To address these issues, a more seamless experience between the franchisor and franchisee is needed, in addition to ensuring the right solutions are in place to support appropriate IAM best practices.
Creating a frictionless experience to reduce risk
Operational efficiencies and cybersecurity risks are inextricably linked when it comes to the lifecycle management of third-party, franchise operated employees. When a system is inefficient and friction-filled, users are more inclined to bend corners and work around the issues, engaging in poor identity practices in the process. Since franchisees are customers of the franchisor, the franchisor has an obligation to them to provide a pleasant experience. This includes simple, efficient processes and systems that provide a seamless experience for the end user. If the franchisee finds the franchisor’s systems to be too complex or inefficient, they might choose to close down their franchise, or worse yet, open up a competitor's shop.
Franchisors also owe it to themselves to ensure that their IAM systems for franchisees are flawless from a security perspective, as they are the ones with the sensitive information and data on the line if there is a breach due to weak processes.

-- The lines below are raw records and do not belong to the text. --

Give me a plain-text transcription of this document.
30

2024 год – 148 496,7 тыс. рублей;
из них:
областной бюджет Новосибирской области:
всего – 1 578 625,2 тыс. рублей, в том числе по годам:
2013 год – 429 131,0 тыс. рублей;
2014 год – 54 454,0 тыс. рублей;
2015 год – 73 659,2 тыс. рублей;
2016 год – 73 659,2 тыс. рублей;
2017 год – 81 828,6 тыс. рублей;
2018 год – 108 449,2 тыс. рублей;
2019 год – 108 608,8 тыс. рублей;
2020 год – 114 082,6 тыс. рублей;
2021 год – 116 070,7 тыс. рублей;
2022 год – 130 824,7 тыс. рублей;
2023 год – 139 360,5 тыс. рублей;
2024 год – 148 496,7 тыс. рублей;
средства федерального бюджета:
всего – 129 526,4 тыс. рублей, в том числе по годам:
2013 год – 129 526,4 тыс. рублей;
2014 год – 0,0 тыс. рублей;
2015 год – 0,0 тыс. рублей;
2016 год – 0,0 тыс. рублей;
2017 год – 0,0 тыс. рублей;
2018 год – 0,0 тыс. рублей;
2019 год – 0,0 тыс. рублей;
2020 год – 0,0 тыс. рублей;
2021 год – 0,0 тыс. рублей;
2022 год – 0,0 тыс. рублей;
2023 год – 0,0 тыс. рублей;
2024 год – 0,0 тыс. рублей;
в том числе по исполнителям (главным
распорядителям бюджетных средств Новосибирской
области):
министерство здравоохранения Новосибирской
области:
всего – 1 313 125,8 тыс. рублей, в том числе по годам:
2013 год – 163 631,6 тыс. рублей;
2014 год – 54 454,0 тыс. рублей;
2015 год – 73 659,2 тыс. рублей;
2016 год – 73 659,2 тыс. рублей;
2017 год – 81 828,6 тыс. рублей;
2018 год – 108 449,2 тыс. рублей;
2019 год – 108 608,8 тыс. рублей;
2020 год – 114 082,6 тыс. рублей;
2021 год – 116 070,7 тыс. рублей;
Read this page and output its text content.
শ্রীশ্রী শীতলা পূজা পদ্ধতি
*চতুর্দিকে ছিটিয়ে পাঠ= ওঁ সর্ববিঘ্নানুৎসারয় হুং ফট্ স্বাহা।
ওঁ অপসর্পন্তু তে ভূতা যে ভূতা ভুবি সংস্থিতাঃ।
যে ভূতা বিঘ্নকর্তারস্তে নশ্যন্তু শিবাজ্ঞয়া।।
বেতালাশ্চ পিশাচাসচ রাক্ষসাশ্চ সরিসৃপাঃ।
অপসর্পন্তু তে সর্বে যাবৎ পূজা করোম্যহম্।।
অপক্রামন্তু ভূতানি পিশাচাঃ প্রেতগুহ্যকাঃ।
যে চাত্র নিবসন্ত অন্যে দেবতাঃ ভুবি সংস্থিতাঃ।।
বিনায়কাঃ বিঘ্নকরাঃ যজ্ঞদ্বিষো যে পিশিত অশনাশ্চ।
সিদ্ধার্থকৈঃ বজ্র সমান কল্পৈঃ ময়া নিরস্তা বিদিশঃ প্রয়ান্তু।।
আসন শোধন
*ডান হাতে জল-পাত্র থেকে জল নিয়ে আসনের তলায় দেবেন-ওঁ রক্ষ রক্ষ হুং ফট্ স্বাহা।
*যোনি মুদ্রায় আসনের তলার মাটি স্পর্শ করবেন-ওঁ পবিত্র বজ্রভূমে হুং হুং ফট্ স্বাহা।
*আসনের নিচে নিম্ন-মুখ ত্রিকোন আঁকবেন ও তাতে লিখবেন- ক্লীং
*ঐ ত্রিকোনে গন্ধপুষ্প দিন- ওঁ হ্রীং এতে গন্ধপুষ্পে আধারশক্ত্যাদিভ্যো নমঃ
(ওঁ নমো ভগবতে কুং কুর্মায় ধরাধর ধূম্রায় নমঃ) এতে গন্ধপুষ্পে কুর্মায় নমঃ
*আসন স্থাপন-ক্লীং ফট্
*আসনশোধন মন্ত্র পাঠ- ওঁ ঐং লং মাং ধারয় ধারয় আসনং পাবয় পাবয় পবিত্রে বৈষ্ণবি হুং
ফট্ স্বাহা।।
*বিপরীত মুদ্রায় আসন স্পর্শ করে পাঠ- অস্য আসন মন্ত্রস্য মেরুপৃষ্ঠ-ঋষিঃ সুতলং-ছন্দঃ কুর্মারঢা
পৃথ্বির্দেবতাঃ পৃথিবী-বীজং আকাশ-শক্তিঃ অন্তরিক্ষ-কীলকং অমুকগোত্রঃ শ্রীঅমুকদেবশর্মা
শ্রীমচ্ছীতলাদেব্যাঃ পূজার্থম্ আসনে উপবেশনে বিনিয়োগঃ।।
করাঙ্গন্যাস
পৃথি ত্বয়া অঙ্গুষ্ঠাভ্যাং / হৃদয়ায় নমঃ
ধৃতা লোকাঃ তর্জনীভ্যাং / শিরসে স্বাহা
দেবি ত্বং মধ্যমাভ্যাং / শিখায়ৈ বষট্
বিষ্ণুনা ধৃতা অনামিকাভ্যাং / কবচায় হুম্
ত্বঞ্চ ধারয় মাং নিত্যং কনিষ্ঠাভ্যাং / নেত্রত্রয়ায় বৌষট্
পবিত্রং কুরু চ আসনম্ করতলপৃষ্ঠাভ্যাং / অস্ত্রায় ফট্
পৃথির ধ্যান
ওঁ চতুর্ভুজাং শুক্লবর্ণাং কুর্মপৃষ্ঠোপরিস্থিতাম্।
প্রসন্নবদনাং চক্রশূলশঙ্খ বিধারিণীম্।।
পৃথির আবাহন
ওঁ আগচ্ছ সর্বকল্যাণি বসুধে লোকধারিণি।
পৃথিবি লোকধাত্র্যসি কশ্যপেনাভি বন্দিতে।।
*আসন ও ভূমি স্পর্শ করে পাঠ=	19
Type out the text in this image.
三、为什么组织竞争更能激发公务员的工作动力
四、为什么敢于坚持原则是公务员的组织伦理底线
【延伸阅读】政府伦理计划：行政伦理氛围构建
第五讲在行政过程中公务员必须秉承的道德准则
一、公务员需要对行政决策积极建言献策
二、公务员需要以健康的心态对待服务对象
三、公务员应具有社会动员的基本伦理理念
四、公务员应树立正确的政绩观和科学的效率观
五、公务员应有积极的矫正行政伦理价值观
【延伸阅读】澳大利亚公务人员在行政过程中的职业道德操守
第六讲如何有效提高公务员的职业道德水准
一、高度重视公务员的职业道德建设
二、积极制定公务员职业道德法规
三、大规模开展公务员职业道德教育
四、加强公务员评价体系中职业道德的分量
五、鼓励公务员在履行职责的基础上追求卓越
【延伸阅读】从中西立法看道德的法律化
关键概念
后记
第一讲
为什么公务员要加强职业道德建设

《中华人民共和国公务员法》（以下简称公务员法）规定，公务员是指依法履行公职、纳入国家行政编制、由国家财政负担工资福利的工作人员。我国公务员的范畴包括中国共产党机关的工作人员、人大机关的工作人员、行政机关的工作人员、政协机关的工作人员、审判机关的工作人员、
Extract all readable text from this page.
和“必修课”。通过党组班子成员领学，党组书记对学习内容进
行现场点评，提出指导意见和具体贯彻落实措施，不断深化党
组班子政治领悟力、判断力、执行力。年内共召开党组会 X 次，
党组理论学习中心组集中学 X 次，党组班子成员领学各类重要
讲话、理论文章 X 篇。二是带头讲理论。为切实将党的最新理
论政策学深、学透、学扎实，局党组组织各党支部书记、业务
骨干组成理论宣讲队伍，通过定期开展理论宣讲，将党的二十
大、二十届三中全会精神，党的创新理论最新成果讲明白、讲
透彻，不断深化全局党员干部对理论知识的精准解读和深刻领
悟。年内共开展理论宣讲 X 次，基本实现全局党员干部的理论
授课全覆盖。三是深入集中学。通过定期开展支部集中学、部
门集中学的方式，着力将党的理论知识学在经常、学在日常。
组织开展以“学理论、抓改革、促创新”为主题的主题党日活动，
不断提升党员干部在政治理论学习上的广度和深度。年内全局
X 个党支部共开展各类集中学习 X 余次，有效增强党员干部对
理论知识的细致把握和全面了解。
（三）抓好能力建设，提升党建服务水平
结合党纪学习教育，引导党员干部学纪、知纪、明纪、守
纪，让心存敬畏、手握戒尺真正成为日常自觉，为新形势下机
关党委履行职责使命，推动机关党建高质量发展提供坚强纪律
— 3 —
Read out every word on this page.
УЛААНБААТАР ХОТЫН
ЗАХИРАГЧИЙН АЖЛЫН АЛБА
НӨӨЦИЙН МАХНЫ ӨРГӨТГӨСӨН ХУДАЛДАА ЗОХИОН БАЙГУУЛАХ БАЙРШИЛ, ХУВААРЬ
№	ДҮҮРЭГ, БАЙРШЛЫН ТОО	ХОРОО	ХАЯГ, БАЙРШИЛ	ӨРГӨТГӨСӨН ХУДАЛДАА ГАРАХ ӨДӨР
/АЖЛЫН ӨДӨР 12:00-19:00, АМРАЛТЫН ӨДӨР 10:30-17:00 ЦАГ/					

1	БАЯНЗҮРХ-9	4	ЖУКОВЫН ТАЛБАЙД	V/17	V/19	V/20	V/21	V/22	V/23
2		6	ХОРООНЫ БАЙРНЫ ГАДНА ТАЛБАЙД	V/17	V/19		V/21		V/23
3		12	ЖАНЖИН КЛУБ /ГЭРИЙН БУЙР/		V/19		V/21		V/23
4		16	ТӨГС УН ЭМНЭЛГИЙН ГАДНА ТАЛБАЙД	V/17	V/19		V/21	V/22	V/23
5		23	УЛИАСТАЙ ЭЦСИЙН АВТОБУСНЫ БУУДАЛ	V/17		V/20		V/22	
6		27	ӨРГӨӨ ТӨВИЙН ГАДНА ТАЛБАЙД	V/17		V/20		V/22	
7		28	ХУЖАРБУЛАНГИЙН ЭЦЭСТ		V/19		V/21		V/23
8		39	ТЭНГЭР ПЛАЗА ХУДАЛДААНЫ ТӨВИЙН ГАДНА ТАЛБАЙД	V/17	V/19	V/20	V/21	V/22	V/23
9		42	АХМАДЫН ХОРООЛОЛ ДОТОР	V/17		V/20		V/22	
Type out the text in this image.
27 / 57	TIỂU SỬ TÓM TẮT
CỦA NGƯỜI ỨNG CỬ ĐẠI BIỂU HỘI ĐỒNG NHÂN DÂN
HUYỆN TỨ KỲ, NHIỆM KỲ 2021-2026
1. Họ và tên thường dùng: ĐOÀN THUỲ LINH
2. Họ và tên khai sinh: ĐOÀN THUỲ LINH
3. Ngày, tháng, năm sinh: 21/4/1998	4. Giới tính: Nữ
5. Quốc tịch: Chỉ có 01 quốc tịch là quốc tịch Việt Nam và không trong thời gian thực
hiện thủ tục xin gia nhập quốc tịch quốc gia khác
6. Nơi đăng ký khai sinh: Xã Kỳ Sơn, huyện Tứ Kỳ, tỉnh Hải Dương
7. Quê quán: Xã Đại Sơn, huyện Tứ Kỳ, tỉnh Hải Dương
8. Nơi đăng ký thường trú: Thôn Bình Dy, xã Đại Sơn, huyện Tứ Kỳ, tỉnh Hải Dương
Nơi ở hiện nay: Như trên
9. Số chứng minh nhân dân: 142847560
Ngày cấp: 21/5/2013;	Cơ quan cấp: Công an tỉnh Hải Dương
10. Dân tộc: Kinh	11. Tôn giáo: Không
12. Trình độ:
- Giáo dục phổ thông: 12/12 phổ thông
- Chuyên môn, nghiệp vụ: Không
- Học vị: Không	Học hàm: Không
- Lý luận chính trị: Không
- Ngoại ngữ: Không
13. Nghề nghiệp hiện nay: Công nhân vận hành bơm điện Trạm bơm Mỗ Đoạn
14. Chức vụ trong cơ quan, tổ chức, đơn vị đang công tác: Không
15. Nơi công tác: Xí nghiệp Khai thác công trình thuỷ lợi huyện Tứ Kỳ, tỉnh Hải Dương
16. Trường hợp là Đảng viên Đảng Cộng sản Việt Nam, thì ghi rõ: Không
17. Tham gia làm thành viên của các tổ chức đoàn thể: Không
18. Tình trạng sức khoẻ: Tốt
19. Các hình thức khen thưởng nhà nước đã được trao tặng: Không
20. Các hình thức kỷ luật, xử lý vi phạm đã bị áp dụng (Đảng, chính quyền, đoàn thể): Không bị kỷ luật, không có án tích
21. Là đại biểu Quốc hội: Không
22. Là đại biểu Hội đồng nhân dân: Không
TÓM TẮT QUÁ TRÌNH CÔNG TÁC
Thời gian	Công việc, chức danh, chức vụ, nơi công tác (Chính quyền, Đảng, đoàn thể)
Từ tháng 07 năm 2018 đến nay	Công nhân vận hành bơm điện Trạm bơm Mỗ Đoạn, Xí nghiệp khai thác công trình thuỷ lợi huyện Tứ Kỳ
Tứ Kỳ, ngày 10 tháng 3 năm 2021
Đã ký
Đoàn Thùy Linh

The right system protects all parties
Franchisors that are struggling with these challenges are trying to accomplish a time-consuming, expensive and complex process that their current systems weren’t built to handle. Without the right IAM processes for the many third-party identities that must be granted access to their systems, both the franchisee and the franchisor suffer. The franchisee is left with operational inefficiencies that add friction to their roles, leading them to ignore basic IAM best practices and the franchisor opens themselves up to identity-related cyber risks and data privacy concerns.
There are many great benefits for brands looking into franchise business models, from access to capital to increased brand awareness and efficient growth patterns. But those rewards can be greatly diminished if the franchisor does not address the security vulnerabilities of its franchise-operated employees.